27 sierpnia Wojciech Szczęsny ogłosił zakończenie kariery. "Dałem tej grze 18 lat mojego życia, codziennie, bez wymówek. Dziś, choć moje ciało wciąż czuje się gotowe na wyzwania, to nie mam już do tego serca. Czuję, że teraz nadszedł czas, aby poświęcić całą moją uwagę mojej rodzinie – mojej wspaniałej żonie Marinie i dwójce naszych pięknych dzieci Liamowi i Noelii. Dlatego zdecydowałem się odejść z profesjonalnej piłki nożnej" – informował wówczas bramkarz. Jednak już 2 października Szczęsny podpisał umowę z FC Barceloną i oficjalnie dołączył do katalońskiego klubu. Jego umowa ma obowiązywać do końca sezonu.

W niedzielę 12 stycznia Wojciech Szczęsny znalazł się w pierwszym składzie na mecz El Clasico. Nie dokończył jednak spotkania z Realem Madryt, ponieważ 56. minucie meczu został ukarany czerwoną kartką za sfaulowanie Kyliana Mbappe. Pomimo błędu bramkarza, katalońskiej drużynie udało się utrzymać wysokie prowadzenie i wywalczyć upragniony Superpuchar Hiszpanii.

Wojciech Szczęsny popełnił błąd. Wydał emocjonalne oświadczenie

Po kilku dniach, gdy piłkarskie emocje nieco opadły, Wojciech Szczęsny poczuł, że jest winny swoim fanom wyjaśnienie.
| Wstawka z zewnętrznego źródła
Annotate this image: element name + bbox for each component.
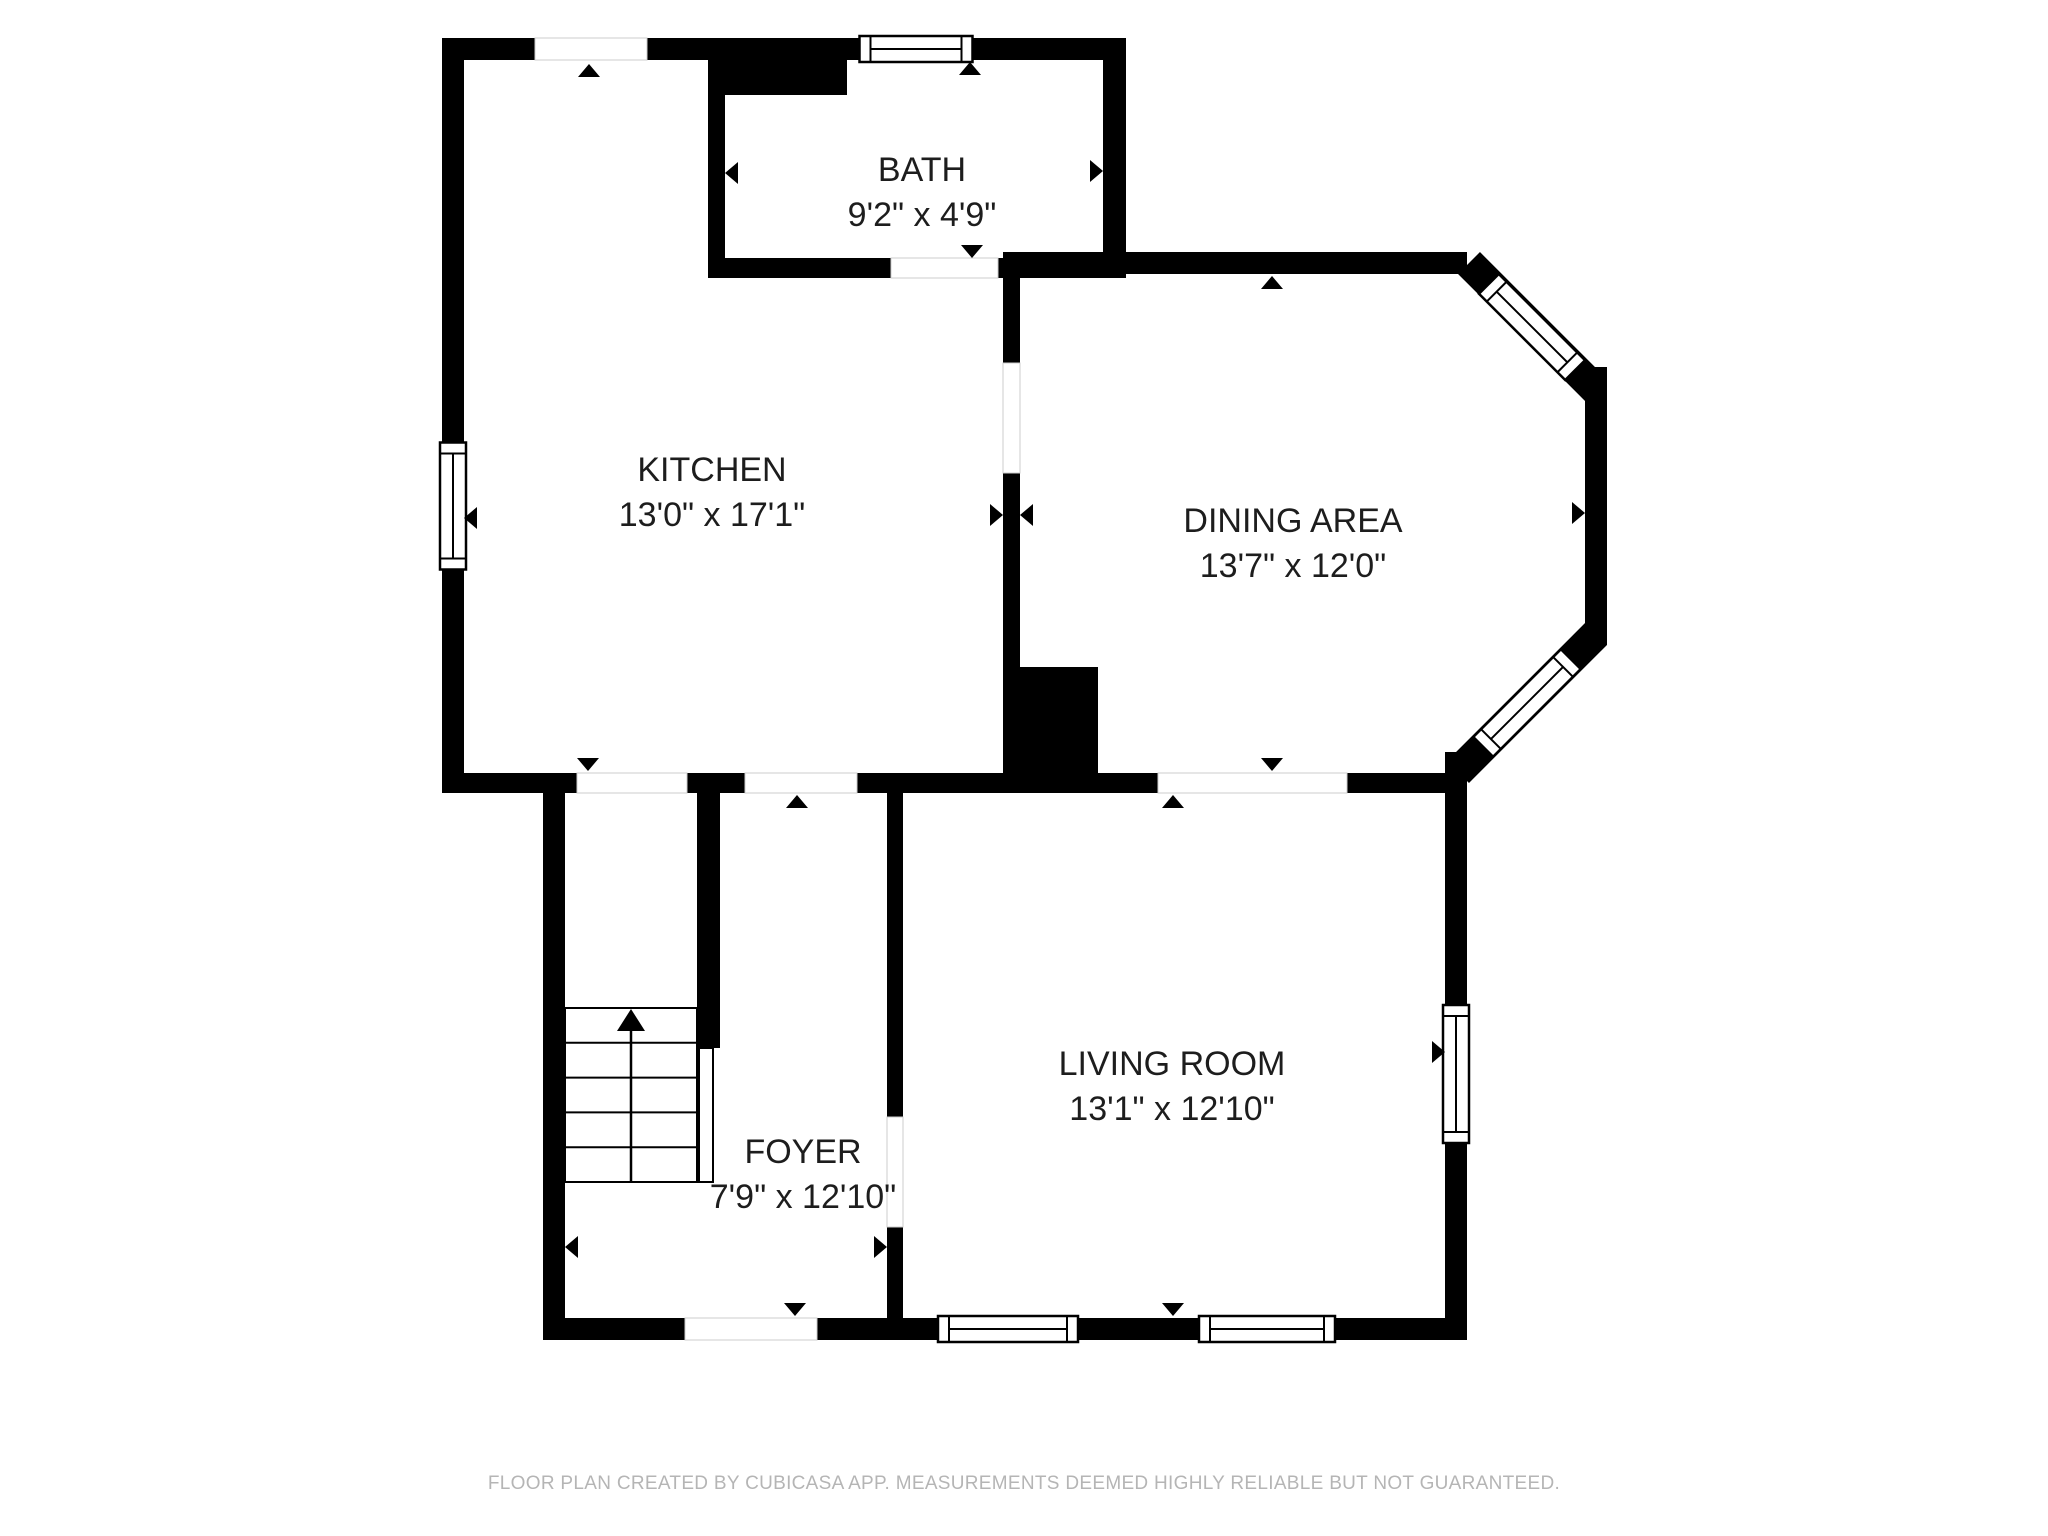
bath-south-wall-a: [708, 258, 891, 278]
foyer-left-arrow-icon: [565, 1236, 578, 1258]
bay-se-window: [1473, 649, 1580, 756]
dining-top-arrow-icon: [1261, 276, 1283, 289]
foyer-left-wall: [543, 793, 565, 1318]
bottom-wall-a: [543, 1318, 685, 1340]
foyer-right-lower: [887, 1227, 903, 1318]
room-name: FOYER: [710, 1130, 896, 1175]
bottom-wall-c: [1078, 1318, 1199, 1340]
top-wall-b: [647, 38, 860, 60]
bottom-wall-b: [817, 1318, 938, 1340]
dining-bay-arrow-icon: [1572, 502, 1585, 524]
bay-ne-window: [1479, 274, 1585, 380]
living-south-arrow-icon: [1162, 1303, 1184, 1316]
divider-lower: [1003, 473, 1020, 667]
kitchen-foyer-opening-2: [745, 773, 857, 793]
room-name: DINING AREA: [1183, 499, 1402, 544]
floor-plan-canvas: [0, 0, 2048, 1536]
south-band-c: [857, 773, 1158, 793]
bath-west-wall: [708, 95, 725, 278]
room-label-foyer: FOYER 7'9" x 12'10": [710, 1130, 896, 1220]
room-dimensions: 9'2" x 4'9": [848, 193, 997, 238]
left-wall-upper: [442, 38, 464, 443]
room-dimensions: 7'9" x 12'10": [710, 1175, 896, 1220]
south-band-b: [687, 773, 745, 793]
living-east-upper: [1445, 752, 1467, 1005]
footer-disclaimer: FLOOR PLAN CREATED BY CUBICASA APP. MEAS…: [488, 1473, 1560, 1495]
bay-east-wall: [1585, 367, 1607, 645]
foyer-right-upper: [887, 793, 903, 1117]
living-east-window: [1443, 1005, 1469, 1143]
room-name: BATH: [848, 148, 997, 193]
floor-plan-page: { "footer": { "text": "FLOOR PLAN CREATE…: [0, 0, 2048, 1536]
foyer-entry-arrow-icon: [784, 1303, 806, 1316]
kitchen-foyer-arrow-1-icon: [577, 758, 599, 771]
kitchen-dining-doorway: [1003, 363, 1020, 473]
room-dimensions: 13'0" x 17'1": [619, 493, 805, 538]
bath-window-arrow-icon: [959, 62, 981, 75]
bath-west-arrow-icon: [725, 162, 738, 184]
bath-doorway: [891, 258, 998, 278]
divider-door-arrow-east-icon: [1020, 504, 1033, 526]
dining-living-arrow-up-icon: [1162, 795, 1184, 808]
room-label-dining-area: DINING AREA 13'7" x 12'0": [1183, 499, 1402, 589]
foyer-stairs: [565, 1008, 713, 1182]
kitchen-left-window: [440, 443, 466, 570]
room-label-bath: BATH 9'2" x 4'9": [848, 148, 997, 238]
kitchen-top-opening-arrow-icon: [578, 64, 600, 77]
kitchen-top-opening: [535, 38, 647, 60]
dining-living-opening: [1158, 773, 1347, 793]
room-label-living-room: LIVING ROOM 13'1" x 12'10": [1059, 1042, 1286, 1132]
living-south-window-1: [938, 1316, 1078, 1342]
room-label-kitchen: KITCHEN 13'0" x 17'1": [619, 448, 805, 538]
divider-upper: [1003, 273, 1020, 363]
left-wall-lower: [442, 570, 464, 793]
room-name: KITCHEN: [619, 448, 805, 493]
bath-east-arrow-icon: [1090, 160, 1103, 182]
bath-top-window: [860, 36, 973, 62]
room-name: LIVING ROOM: [1059, 1042, 1286, 1087]
kitchen-foyer-opening-1: [577, 773, 687, 793]
living-east-lower: [1445, 1143, 1467, 1340]
kitchen-foyer-arrow-2-icon: [786, 795, 808, 808]
bottom-wall-d: [1335, 1318, 1467, 1340]
stair-stub-wall: [697, 793, 720, 1048]
south-band-a: [442, 773, 577, 793]
bath-door-arrow-icon: [961, 245, 983, 258]
dining-living-arrow-down-icon: [1261, 758, 1283, 771]
living-south-window-2: [1199, 1316, 1335, 1342]
foyer-right-arrow-icon: [874, 1236, 887, 1258]
bath-east-wall: [1103, 38, 1126, 274]
bath-west-mass: [708, 60, 847, 95]
room-dimensions: 13'1" x 12'10": [1059, 1087, 1286, 1132]
room-dimensions: 13'7" x 12'0": [1183, 544, 1402, 589]
divider-door-arrow-west-icon: [990, 504, 1003, 526]
foyer-entry-opening: [685, 1318, 817, 1340]
dining-top-wall: [1003, 252, 1467, 274]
W jego mediach społecznościowych pojawiło się emocjonalne oświadczenie.

"Tak, podjąłem złą decyzję i w swoim pierwszym w życiu El Clasico zostałem wyrzucony z boiska! Tak, to nie jest szczególnie miłe uczucie. Ale doświadczenie pozwala mi spojrzeć na to, co się wydarzyło z innej perspektywy" – czytamy.

"We wrześniu byłem już na piłkarskiej emeryturze, ciesząc się życiem na plażach i polach golfowych Marbelli. Cztery miesiące później zagrałem w meczu, który wcześniej mogłem jedynie oglądać w telewizji albo grać w FIFA. I nigdy nie miałem zamiaru się ukrywać ani grać tego meczu z obawą przed podejmowaniem trudnych decyzji i ryzyka" – podkreśla Szczęsny.

"Można by pomyśleć, że to właśnie takie podejście doprowadziło do mojej czerwonej kartki. Ja wolę myśleć, że to właśnie dzięki tej postawie jestem teraz tu, gdzie jestem, i to dzięki mojej czasem nierozsądnej odwadze mogę teraz cieszyć się moim pierwszym trofeum jako zawodnik Barcelony! Życie bez strachu czasami może cię zranić, ale uwierzcie mi – w zamian otrzymujesz niesamowitą przygodę! Kocham tę grę" – skwitował bramkarz Barcelony.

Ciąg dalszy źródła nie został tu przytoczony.